A Blog by Jonathan Low

 

Mar 5, 2019

Why Amazon Is Betting On An Empathetic Alexa

As people become more isolated - whether because of the atomization of society, especially in the US and/or due to increasing dependence on technology - they seek connectivity.

Amazon is discovering that many users already treat Alexa as a 'friend.' Recognizing the power of that relationship with a machine and its software - which is based on its electronic ecosystem - the company is working to move beyond the current focus on transactional interaction ("Alexa, play 'You Get By With A Little Help From Your Friends'") to making it a trusted family member in order to cement the connection and strengthen the potential for monetization. JL


Katie Robertson reports in the New York Times:

Alexa might feel somewhat human to some because of the “empathy” put into it. “They might not have all their mobility, they might be a little elderly and they find companionship with Alexa, they find the ability to interact in a way they couldn’t before. We need to make her more conversational and less transactional over time.” People find tasks that become habitual to them. “We started with the home; we’re now adding the car.”
Alexa is multiplying. And that’s exactly what Amazon wants.
The smart speaker assistant, which debuted four years ago with the tech company’s Echo device, has gone from a handy gadget for streaming music to a ubiquitous home tool, able to do everything from switching on the lights to ordering an Uber.
Amazon announced recently that it had sold more than 100 million Alexa devices.
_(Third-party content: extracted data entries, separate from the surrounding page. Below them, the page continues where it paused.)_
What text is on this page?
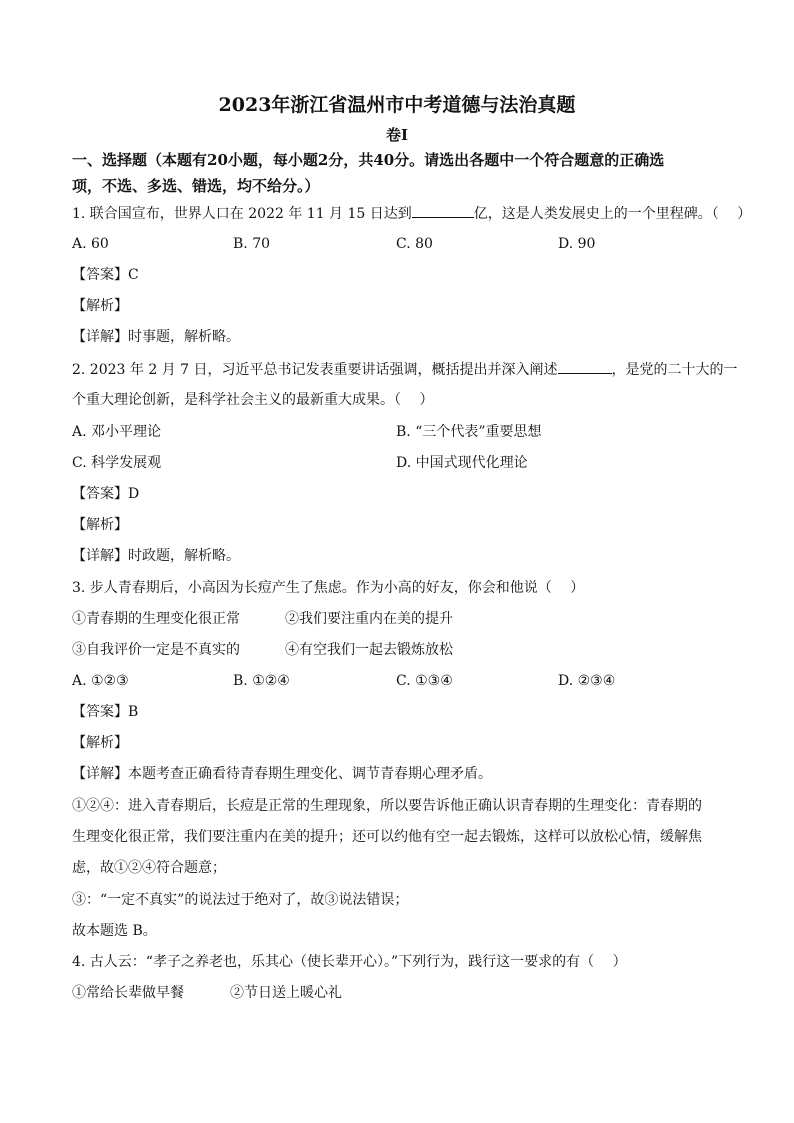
2023年浙江省温州市中考道德与法治真题
卷Ⅰ
一、选择题（本题有20小题，每小题2分，共40分。请选出各题中一个符合题意的正确选
项，不选、多选、错选，均不给分。）
1. 联合国宣布，世界人口在 2022 年 11 月 15 日达到	亿，这是人类发展史上的一个里程碑。（　 ）
A. 60	B. 70	C. 80	D. 90
【答案】C
【解析】
【详解】时事题，解析略。
2. 2023 年 2 月 7 日，习近平总书记发表重要讲话强调，概括提出并深入阐述	，是党的二十大的一
个重大理论创新，是科学社会主义的最新重大成果。（　 ）
A. 邓小平理论	B. “三个代表”重要思想
C. 科学发展观	D. 中国式现代化理论
【答案】D
【解析】
【详解】时政题，解析略。
3. 步人青春期后，小高因为长痘产生了焦虑。作为小高的好友，你会和他说（　 ）
①青春期的生理变化很正常	②我们要注重内在美的提升
③自我评价一定是不真实的	④有空我们一起去锻炼放松
A. ①②③	B. ①②④	C. ①③④	D. ②③④
【答案】B
【解析】
【详解】本题考查正确看待青春期生理变化、调节青春期心理矛盾。
①②④：进入青春期后，长痘是正常的生理现象，所以要告诉他正确认识青春期的生理变化：青春期的
生理变化很正常，我们要注重内在美的提升；还可以约他有空一起去锻炼，这样可以放松心情，缓解焦
虑，故①②④符合题意；
③：“一定不真实”的说法过于绝对了，故③说法错误；
故本题选 B。
4. 古人云：“孝子之养老也，乐其心（使长辈开心）。”下列行为，践行这一要求的有（　 ）
①常给长辈做早餐	②节日送上暖心礼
And the company is all in. Last fall, it unveiled more than a dozen assorted devices that tap into the voice assistant, including a microwave and a wall clock.
Dave Limp, Amazon’s senior vice president for devices and services, said Alexa was “at scale” and had gained the most traction by making parts of daily life more convenient.
“We started with the home; we’re now adding the car,” Mr. Limp said at The New York Times’s New Work Summit.He said that people find tasks that become habitual to them — often very different things.
At least once a week, often every day, I get an email from somebody who just says that the Echo has changed their lives,” Mr. Limp said. “They might not have all their mobility, they might be a little elderly and they find companionship with Alexa, they find the ability to interact in a way they couldn’t before.”
Mr. Limp said that Alexa might feel somewhat human to some because of the “empathy” put into it.
“If you’re an adult and you say you’re depressed or suicidal,” he said, “or you’re potentially a victim of domestic abuse and you’re talking to Alexa in that way, we’ve talked to experts about what we should do in those situations. Alexa would try to connect you to a suicide hotline or domestic abuse hotlines.”
He said Alexa’s personality would continue to grow with the help of artificial intelligence and machine learning.
“Do we need to make her more conversational and less transactional over time? Yes,” he said. “We have thousands of people working on that right now. The goal would be that an assistant of your choice would have exactly the kind of conversation that we’re having right now.”
But do people want their conversations recorded and saved in the cloud? Mr. Limp said “utterances” were encrypted when stored, much as credit card data is. He said users could erase recordings if they wished.“If you messed up and said something you didn’t want Amazon to have or anybody else in Amazon to see, you can delete those individual utterances. Or you can delete every utterance,” he said. “It’s very important to realize the reason we keep the data is to make the system better.”
Last year Amazon Echo accounted for 70 percent of installed smart speakers in the United States, while Google Home made up 24 percent and Apple HomePod 6 percent, according to a recent survey by Consumer Intelligence Research Partners. The analysis showed a sharp increase in the number of people with more than one smart speaker device, up to 35 percent last year from 18 percent in 2017.
Michael Levin, partner and co-founder of Consumer Intelligence Research Partners, attributed the increased adoption of smart speakers to less expensive devices introduced by Amazon and Google. “It also encouraged users to buy more than one,” he said.
Mr. Levin said his company’s research indicated that while more consumers were buying multiple devices, they were staying true to just one operating system. “Once an owner starts using one or another smart home system, and learns how to use it and accessorizes it, it’s awfully hard to switch,” he said. “This, of course, leaves Apple and other latecomers behind.”
That’s not to say that people are replacing their smartphones with their smart speakers.
“We see these increasingly as the center of a smart home or business, the stationary analog to mobile technology,” Mr. Levin said.
Micah Collins, the director of product management for Google Home, agreed that ambient devices like smart speakers and smart displays were complementary to personal devices like smartphones. “Users will interact with information and services through an ever increasing number of devices during the natural course of their daily lives,” Mr. Collins said.